Abu Dhabi has set up an authority to develop mass housing as it pushes ahead with social welfare initiatives, in a move that could spur restructuring of the emirate's real estate sector.
The Abu Dhabi Housing Authority was established by United Arab Emirates President and Abu Dhabi ruler Sheikh Khalifa bin Zayed al-Nahayan, state news agency WAM said late on Wednesday.
It will develop housing programmes, outline rules and regulations for housing and create a database of applicants for loans, plots of land and low-cost houses, making review of applications easier.
Sheikh Hazza bin Zayed al-Nahayan, national security advisor and brother of the ruler, will chair the body, which will report to the Abu Dhabi Executive Council but have financial and administrative independence, WAM reported.

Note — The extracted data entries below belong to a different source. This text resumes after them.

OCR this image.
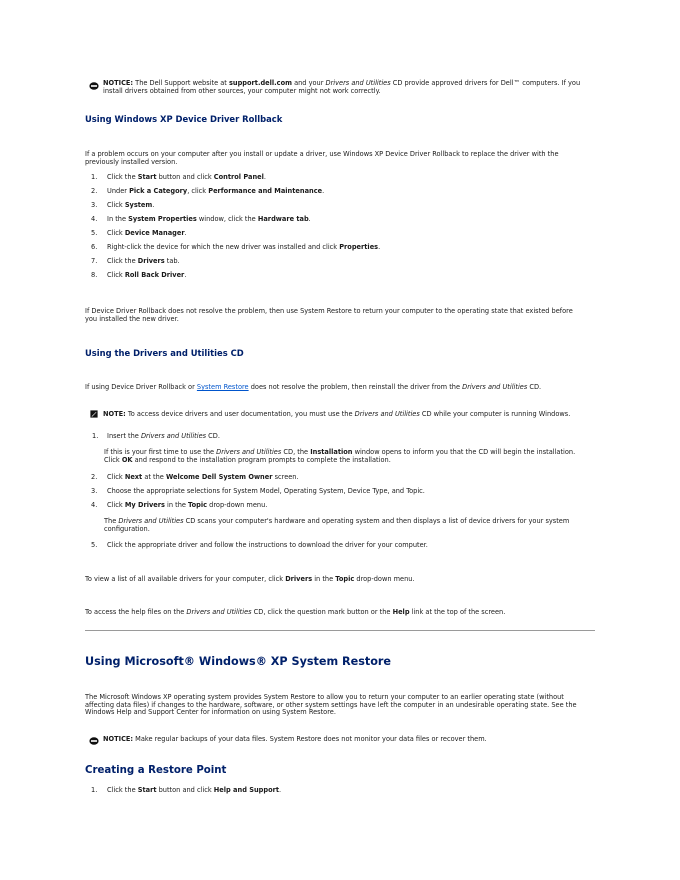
NOTICE: The Dell Support website at support.dell.com and your Drivers and Utilities CD provide approved drivers for Dell™ computers. If you install drivers obtained from other sources, your computer might not work correctly.

Using Windows XP Device Driver Rollback

If a problem occurs on your computer after you install or update a driver, use Windows XP Device Driver Rollback to replace the driver with the previously installed version.

1.	Click the Start button and click Control Panel.
2.	Under Pick a Category, click Performance and Maintenance.
3.	Click System.
4.	In the System Properties window, click the Hardware tab.
5.	Click Device Manager.
6.	Right-click the device for which the new driver was installed and click Properties.
7.	Click the Drivers tab.
8.	Click Roll Back Driver.

If Device Driver Rollback does not resolve the problem, then use System Restore to return your computer to the operating state that existed before you installed the new driver.

Using the Drivers and Utilities CD

If using Device Driver Rollback or System Restore does not resolve the problem, then reinstall the driver from the Drivers and Utilities CD.

NOTE: To access device drivers and user documentation, you must use the Drivers and Utilities CD while your computer is running Windows.

1.	Insert the Drivers and Utilities CD.

If this is your first time to use the Drivers and Utilities CD, the Installation window opens to inform you that the CD will begin the installation. Click OK and respond to the installation program prompts to complete the installation.

2.	Click Next at the Welcome Dell System Owner screen.
3.	Choose the appropriate selections for System Model, Operating System, Device Type, and Topic.
4.	Click My Drivers in the Topic drop-down menu.

The Drivers and Utilities CD scans your computer's hardware and operating system and then displays a list of device drivers for your system configuration.

5.	Click the appropriate driver and follow the instructions to download the driver for your computer.

To view a list of all available drivers for your computer, click Drivers in the Topic drop-down menu.

To access the help files on the Drivers and Utilities CD, click the question mark button or the Help link at the top of the screen.

Using Microsoft® Windows® XP System Restore

The Microsoft Windows XP operating system provides System Restore to allow you to return your computer to an earlier operating state (without affecting data files) if changes to the hardware, software, or other system settings have left the computer in an undesirable operating state. See the Windows Help and Support Center for information on using System Restore.

NOTICE: Make regular backups of your data files. System Restore does not monitor your data files or recover them.

Creating a Restore Point
1.	Click the Start button and click Help and Support.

Abu Dhabi has boosted welfare spending for its citizens over the last couple of years, partly to avert any social discontent during Arab Spring uprisings elsewhere in the Middle East.
A property analyst at an Abu Dhabi-based bank, who declined to be named because of the sensitivity of the issue, said the housing authority could help the government restructure the residential real estate sector, which has been hit in the last few years by oversupply and a steep fall of prices.
One major plank of the restructuring is a planned state-backed merger between Abu Dhabi's two biggest real estate developers, Aldar Properties and Sorouh Real Estate Co . The merger talks were originally announced in March but a final agreement has not yet been reached, apparently because of disagreements over valuations.
The merger could help to support Abu Dhabi real estate prices by cutting back excess new supply and permitting better coordination of projects.
"The new housing authority is a further consolidation of the real estate sector and helps to put all the pillars together," the analyst said. "It is positive for Aldar and Sorouh, who can expect more contracts to develop housing."
Before the property crash many developers focused on high-end residential projects, but with the developments that it sponsors, the government has been shifting the industry's focus towards middle- and lower-income housing.